Year of the Bird
National Geographic is one of those magazines that comes into the house, lands on the coffee table and stays there. When the pile of glossy magazines is tall enough, I take it to the basement. Every so often, I read one of them. This time, it’s “Why Birds Matter” from the January issue. I unearthed it this morning after hearing its author, the novelist Jonathan Franzen, talking about it on the radio yesterday.
Turns out, National Geographic and the Audubon Society have proclaimed 2018 the “Year of the Bird.” It’s the centennial of the 1918 Migratory Bird Act, the nation’s oldest conservation law, and in its honor the magazine has given us a rapturous piece about raptors, hornbills, parrots, owls, doves, crows, you name it.

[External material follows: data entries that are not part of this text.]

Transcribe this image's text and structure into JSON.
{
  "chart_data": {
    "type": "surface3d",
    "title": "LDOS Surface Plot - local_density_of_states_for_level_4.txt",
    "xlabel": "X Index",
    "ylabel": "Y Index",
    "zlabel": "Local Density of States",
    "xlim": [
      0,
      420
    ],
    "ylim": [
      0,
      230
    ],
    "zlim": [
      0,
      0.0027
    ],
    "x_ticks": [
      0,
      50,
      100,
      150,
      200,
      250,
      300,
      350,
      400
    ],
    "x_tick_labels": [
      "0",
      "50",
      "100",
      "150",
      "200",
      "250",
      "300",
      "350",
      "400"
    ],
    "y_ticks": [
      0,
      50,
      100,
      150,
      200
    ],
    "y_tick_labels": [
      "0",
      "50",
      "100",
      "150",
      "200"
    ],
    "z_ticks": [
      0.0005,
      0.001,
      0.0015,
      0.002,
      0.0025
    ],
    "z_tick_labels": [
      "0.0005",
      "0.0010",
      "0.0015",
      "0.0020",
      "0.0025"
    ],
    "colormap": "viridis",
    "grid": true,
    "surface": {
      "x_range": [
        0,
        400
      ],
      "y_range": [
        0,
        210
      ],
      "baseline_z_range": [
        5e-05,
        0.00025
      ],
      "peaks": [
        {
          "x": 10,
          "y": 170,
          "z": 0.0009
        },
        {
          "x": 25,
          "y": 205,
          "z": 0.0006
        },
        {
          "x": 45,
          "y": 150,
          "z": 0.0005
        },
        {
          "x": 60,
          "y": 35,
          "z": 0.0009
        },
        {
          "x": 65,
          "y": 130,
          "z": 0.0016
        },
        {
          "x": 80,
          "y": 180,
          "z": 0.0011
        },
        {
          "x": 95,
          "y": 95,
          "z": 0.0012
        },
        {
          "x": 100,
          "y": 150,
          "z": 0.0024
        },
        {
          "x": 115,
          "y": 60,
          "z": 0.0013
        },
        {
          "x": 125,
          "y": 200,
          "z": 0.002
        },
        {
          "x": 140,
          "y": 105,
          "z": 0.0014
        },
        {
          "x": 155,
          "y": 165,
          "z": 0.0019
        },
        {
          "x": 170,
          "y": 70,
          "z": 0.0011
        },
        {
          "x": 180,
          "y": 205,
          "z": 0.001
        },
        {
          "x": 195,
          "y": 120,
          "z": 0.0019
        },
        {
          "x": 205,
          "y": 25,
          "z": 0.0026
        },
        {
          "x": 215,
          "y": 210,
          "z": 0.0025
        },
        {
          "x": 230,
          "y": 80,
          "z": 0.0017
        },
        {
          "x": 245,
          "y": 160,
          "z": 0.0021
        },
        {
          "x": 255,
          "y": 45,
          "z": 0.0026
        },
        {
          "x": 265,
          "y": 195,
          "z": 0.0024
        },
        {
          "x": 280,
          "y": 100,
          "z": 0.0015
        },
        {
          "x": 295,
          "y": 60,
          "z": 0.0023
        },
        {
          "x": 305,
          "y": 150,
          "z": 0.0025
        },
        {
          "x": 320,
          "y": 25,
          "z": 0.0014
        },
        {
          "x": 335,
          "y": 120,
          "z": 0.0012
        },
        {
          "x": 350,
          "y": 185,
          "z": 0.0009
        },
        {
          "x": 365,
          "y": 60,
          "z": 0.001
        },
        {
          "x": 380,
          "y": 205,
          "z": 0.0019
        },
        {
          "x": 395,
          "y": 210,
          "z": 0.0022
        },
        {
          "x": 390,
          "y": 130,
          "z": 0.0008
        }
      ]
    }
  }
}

“When someone asks me why birds are so important to me, all I can do is sigh and shake my head, as if I’ve been asked to explain whey I love my brothers,” Franzen writes. Birds are diverse as the world is diverse, they are also a link to our evolutionary past. They are smart and beautiful and playful (you can apparently watch a Youtube video of crows sledding). They sing, nest and raise their young and, most of all, they fly.
“The radical otherness of birds is integral to their beauty and their value,” Franzen writes. “They are always among us but never of us.”
In the words of Henry Beston, who I’ve quoted several times in this blog: “They are not brethren, they are not underlings; they are other nations, caught with ourselves in the net of time and life.”